81 For the resolution of the insurance dispute between Moose and ACE, an Australian jurisdiction – in particular, New South Wales or Victoria – is not a clearly inappropriate one.
82 As to ACE’s contention that institution of the Californian Insurance Proceedings is in breach of an exclusive jurisdiction clause whereby Moose promised to litigate only in Australia: the connection of each of the parties with Australia, that the policy was made in Australia, that it is governed by Australian law, and that Australia is in any event the “natural forum” for disputes under the Policy, makes this a particularly strong case for the application of the consideration that the jurisdiction clause must have been intended to do something more than provide for the non-exclusive jurisdiction that the Courts of Australia had in any event. In my opinion, clause 4.11 was an exclusive jurisdiction clause, by which the parties agreed to submit any dispute concerning the Policy to the jurisdiction of a competent court in Australia, and implicitly agreed not to invoke the jurisdiction of courts elsewhere. Moose accepted that in the event that it was held that the clause was an exclusive jurisdiction clause, it was neither appropriate nor desirable to put ACE to the additional burden of seeking a stay or dismissal of the Californian insurance proceedings, and ACE is entitled to an anti-suit injunction on this ground.

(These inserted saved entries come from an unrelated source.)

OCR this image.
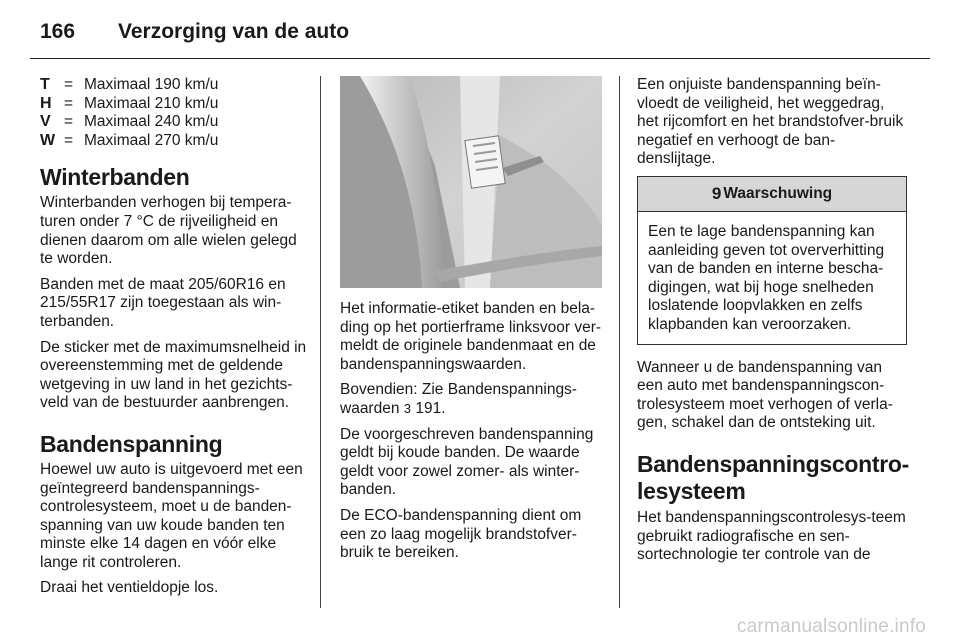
166 Verzorging van de auto
T = Maximaal 190 km/u
H = Maximaal 210 km/u
V = Maximaal 240 km/u
W = Maximaal 270 km/u
Winterbanden

Winterbanden verhogen bij tempera-turen onder 7 °C de rijveiligheid en dienen daarom om alle wielen gelegd te worden.

Banden met de maat 205/60R16 en 215/55R17 zijn toegestaan als win-terbanden.

De sticker met de maximumsnelheid in overeenstemming met de geldende wetgeving in uw land in het gezichts-veld van de bestuurder aanbrengen.

Bandenspanning

Hoewel uw auto is uitgevoerd met een geïntegreerd bandenspannings-controlesysteem, moet u de banden-spanning van uw koude banden ten minste elke 14 dagen en vóór elke lange rit controleren.

Draai het ventieldopje los.

Het informatie-etiket banden en bela-ding op het portierframe linksvoor ver-meldt de originele bandenmaat en de bandenspanningswaarden.

Bovendien: Zie Bandenspannings-waarden 3 191.

De voorgeschreven bandenspanning geldt bij koude banden. De waarde geldt voor zowel zomer- als winter-banden.

De ECO-bandenspanning dient om een zo laag mogelijk brandstofver-bruik te bereiken.

Een onjuiste bandenspanning beïn-vloedt de veiligheid, het weggedrag, het rijcomfort en het brandstofver-bruik negatief en verhoogt de ban-denslijtage.

9 Waarschuwing
Een te lage bandenspanning kan aanleiding geven tot oververhitting van de banden en interne bescha-digingen, wat bij hoge snelheden loslatende loopvlakken en zelfs klapbanden kan veroorzaken.

Wanneer u de bandenspanning van een auto met bandenspanningscon-trolesysteem moet verhogen of verla-gen, schakel dan de ontsteking uit.

Bandenspanningscontro-lesysteem

Het bandenspanningscontrolesys-teem gebruikt radiografische en sen-sortechnologie ter controle van de

carmanualsonline.info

83 As to ACE’s contention that institution of the Californian Insurance Proceedings in an attempt to invoke Californian municipal law is in breach of an implied negative stipulation arising from the express choice of law clause: there is a well-established distinction between a choice of jurisdiction clause, which imposes contractual obligations on the parties, and a choice of law clause, which is merely declaratory of their intent as to the applicable legal system. Not being promissory in effect, a choice of law clause does not found implied negative stipulations. In any event, Civil Code, ¶2778, is a rule of construction, which applies only unless “a contrary intention” appears from the relevant contract of indemnity. It was not intended to restrict freedom of contract, and is subject to override, and a Californian court would not regard it as a “fundamental policy” in the relevant sense. The courts of California would therefore give effect to the choice of law clause contained in the insurance policy and apply Australian, not Californian, law. It follows that the institution of proceedings in California would not be a breach of any implied negative stipulation arising from the choice of law clause. I would not grant an injunction on this ground.
84 As to ACE’s contention that institution of the Californian Insurance Proceedings in an attempt to invoke Californian municipal law is vexatious and oppressive: given the choice of law, the jurisdiction clause (even if it be non-exclusive), the location of the parties, where they made their contract, and the very faint connection with California, California is a clearly inappropriate forum for the resolution of the dispute, and the invocation of Californian jurisdiction for the purpose of securing a supposed legal advantage which on the evidence before me does not exist is unconscionable, vexatious and oppressive in the relevant sense. On this ground also, ACE is entitled to the injunction claimed.
85 My orders are:
2. Order that the defendant pay the plaintiff’s costs.1. Order that the defendant be permanently restrained from taking any further step directly or indirectly in proceedings number CGC-08-483371 in the Superior Court of California, County of San Francisco as against the plaintiff, save for discontinuing those proceedings.